Monday, January 26, 2015

The Most Important Financial “To Do” This Year

Over the next twelve months, there is something that is the most important thing you can do financially. Chances are you can either complete it or make significant progress toward its completion over the subsequent twelve months. What it is bases on your circumstances. Consider the following to help you decide what it most important for you.

1.  Build a plan: If you feel like your finances are just a mess, you don’t know what you have, what you own or where things are, this may be the year to make it all organized. Figure out what you exist and what you owe. Set some goals and develop a plan to achieve them.

2.  Credit card debt: If you have credit card debt that has been frustrating you financially for the last few years, you may be wise to focus this year on significantly reducing those balances so you can get completely out of debt, buy a home if you don’t already own one and start saving for your children’s education and your retirement.

3.  Buy a home: If you don’t yet own a home and you go to work, you may want to make this year at all about saving for the down payment.
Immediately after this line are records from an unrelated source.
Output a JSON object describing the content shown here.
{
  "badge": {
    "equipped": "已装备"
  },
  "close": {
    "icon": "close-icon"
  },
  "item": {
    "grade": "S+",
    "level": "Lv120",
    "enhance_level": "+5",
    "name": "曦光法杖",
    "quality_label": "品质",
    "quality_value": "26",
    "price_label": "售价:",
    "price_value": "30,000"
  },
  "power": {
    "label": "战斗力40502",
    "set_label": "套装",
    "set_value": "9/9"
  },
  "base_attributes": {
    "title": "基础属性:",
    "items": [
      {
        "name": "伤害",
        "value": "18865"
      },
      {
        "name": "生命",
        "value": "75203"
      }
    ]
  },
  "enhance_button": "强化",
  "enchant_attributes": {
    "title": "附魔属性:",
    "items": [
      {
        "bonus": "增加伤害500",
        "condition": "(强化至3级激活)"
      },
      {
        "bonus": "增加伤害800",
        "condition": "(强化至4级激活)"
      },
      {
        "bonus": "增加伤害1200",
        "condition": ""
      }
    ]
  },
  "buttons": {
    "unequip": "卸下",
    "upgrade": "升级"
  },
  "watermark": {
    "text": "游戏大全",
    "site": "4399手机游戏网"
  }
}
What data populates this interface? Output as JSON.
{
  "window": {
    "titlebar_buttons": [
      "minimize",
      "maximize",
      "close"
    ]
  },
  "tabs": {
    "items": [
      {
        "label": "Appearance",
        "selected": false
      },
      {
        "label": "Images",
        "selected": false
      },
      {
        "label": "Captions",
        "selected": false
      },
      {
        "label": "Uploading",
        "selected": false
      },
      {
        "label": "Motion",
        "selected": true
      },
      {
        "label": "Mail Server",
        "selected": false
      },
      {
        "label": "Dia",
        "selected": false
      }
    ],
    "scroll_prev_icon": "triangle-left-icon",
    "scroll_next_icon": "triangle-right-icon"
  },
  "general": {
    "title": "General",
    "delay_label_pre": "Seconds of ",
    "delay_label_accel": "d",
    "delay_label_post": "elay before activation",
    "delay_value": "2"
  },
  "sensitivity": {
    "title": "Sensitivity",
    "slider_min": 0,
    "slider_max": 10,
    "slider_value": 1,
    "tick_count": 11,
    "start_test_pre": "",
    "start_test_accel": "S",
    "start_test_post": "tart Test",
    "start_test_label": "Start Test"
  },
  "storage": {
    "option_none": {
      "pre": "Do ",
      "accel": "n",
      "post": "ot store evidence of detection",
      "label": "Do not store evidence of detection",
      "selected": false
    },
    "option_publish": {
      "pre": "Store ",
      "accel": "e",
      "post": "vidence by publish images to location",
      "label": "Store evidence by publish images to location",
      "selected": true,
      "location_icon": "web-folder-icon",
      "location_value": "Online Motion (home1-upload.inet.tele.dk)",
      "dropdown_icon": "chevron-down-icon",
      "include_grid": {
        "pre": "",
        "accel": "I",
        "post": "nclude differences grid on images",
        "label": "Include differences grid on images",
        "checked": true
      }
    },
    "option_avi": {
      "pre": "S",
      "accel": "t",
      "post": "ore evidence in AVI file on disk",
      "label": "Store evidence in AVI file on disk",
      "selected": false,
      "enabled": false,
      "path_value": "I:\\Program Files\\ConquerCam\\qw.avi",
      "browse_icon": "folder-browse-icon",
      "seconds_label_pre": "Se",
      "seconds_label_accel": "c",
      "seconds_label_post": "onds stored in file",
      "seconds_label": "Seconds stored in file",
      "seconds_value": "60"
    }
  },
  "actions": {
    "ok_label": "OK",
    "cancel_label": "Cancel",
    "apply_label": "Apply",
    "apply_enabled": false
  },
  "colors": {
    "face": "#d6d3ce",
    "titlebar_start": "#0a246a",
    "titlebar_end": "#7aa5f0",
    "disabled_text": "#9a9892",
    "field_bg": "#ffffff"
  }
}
It will take sacrifice, but you can save enough for the down payment on a modest home in one year.


4.  College savings: If you have several kids and no college savings, this may be the year to kick start the college fund by making that the key financial focus of your year. If your kids are in high school, this would be a very good idea. You can’t fund four years of college for four kids in one year (it’s almost impossible to fund one year of college for one student in one year—which is why we save for college) but you can make a big contribution in one year. By getting a big start this year, you’ll start earning interest on your savings which is a bit like having the wind at your back.

5.  Retirement: Everyone needs to have retirement savings, but if your kids are all gone and you’re still working, now would be a great time to concentrate your finances on your retirement savings. The fundamental rule for retirement savings is the sooner the better. Making an extra-large deposit in your retirement savings years before you retire will have a bigger impact than saving the same amount of dollars over the remaining years in retirement.


6.  Estate planning: If you have accumulated a net worth (assets minus liabilities) of more than $1.5 million (congratulations by the way) you may need to talk to an estate planning attorney to help you organize your wealth for the most tax efficient way to move those assets to the next generation

7.  Charitable giving: of course, you can and should make charitable giving a part of every year’s financial planning. If your retirement is funded, the kids have completed college and your estate is in order, this year may be about organizing major charitable giving, to leave a legacy of having made the world a better place.


Not just this year, but every year brings a new set of challenges. Take a moment every year to set goals and priorities for the year to fit into your long-term goals so that you can achieve your financial objectives and retire when and how, you want.